Anyway, even though the data seem pretty shocking, Regnerus speculates that the lack of stability among his sample is the real issue. Remember, this is not a comparison of all children of a gay parent with all other children. This is a comparison of children with a gay parent to children in highly stable heterosexual unions. As Regnerus himself notes, the children of gay parents show results more akin to children of divorced or single parents.
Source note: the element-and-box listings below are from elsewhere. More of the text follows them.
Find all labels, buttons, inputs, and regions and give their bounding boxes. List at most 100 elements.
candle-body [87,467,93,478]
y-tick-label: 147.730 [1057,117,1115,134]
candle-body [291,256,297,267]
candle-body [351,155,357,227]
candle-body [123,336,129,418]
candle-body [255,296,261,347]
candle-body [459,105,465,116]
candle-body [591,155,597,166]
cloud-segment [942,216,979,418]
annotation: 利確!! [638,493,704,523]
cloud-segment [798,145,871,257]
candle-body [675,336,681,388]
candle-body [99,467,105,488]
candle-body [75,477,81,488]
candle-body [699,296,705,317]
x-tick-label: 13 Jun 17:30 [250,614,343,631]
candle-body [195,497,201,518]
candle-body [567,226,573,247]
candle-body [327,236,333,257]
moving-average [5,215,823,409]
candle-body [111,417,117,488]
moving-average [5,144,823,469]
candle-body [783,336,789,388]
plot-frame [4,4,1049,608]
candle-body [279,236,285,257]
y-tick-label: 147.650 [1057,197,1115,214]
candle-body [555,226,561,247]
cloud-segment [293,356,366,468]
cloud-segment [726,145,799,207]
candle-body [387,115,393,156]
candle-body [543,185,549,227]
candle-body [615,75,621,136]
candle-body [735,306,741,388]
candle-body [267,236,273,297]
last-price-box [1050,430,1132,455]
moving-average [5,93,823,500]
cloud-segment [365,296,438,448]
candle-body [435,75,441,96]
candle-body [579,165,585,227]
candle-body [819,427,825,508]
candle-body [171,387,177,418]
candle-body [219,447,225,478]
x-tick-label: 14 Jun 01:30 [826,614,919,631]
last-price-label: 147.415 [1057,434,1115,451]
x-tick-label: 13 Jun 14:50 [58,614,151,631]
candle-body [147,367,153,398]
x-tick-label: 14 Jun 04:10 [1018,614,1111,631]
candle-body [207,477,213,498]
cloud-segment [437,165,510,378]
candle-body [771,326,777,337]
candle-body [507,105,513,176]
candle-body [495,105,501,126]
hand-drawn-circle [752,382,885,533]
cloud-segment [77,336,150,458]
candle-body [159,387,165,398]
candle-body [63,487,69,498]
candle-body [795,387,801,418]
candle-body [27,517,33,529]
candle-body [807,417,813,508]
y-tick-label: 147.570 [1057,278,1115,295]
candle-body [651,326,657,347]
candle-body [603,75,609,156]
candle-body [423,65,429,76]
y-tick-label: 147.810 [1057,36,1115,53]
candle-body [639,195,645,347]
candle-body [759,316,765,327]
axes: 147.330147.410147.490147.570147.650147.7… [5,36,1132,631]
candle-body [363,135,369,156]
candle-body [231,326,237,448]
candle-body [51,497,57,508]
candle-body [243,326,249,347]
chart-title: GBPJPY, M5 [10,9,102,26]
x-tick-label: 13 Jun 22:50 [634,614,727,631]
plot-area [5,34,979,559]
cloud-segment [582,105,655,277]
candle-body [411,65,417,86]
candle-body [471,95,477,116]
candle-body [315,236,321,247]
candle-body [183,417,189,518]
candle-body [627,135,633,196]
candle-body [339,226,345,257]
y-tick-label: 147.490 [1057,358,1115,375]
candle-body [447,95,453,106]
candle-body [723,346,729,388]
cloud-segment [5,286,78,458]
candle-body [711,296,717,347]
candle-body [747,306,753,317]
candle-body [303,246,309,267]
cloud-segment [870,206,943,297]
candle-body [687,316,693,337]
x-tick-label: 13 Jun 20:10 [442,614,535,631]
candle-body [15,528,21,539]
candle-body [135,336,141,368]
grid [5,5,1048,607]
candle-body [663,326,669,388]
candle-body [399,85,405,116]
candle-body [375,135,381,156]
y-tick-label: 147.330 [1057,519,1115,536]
And that sort of makes sense, particularly given the age of the people he was surveying. Many of these children were born at a time when long-term relationships between homosexuals were not exactly encouraged (although the study does control for some of that). He also notes that even though he screened a fairly large number of people, the data set didn’t include enough children of gay parents raised in significantly long-term relationships to crunch good results.

The study is fairly limited and doesn’t speak to the portion of the gay population that is currently obtaining children via adoption, IVF or surrogacy. Some people are upset about that. Presumably future studies will look at that and hopefully, when they do, they’ll use better methodology than we’ve seen in recent years. But most studies — and particularly good studies — are limited. They don’t explain all of life’s mysteries or tell us what social policies we should embrace.

As one scholar put it, agreeing that there were some limitations to the study, “If the Regnerus study is to be thrown out, then practically everything else in the field has to go with it.”

Probably the best response to the study came from Will Saletan, also at Slate. He argues that the study’s discovery of gay parents’ instability suggests the need for social policies that favor stability among same-sex couples. He acknowledges that an intact biological family remains the best environment for raising a child but that redefining marriage to include same-sex unions could also be helpful. He ends his piece:

The study’s main takeaway, according to Regnerus, is that kids of gay parents have turned out differently from kids of straight parents, and not in a good way… But the methodology and findings, coupled with previous research, point to deeper differences that transcend orientation. Kids do better when they have two committed parents, a biological connection, and a stable home. If that’s good advice for straights, it’s good advice for gays, too.

And I think we can agree with that. Parents need reminders that stability in a child’s life is important and crucial. We can’t achieve it perfectly, of course, but we can aim toward it.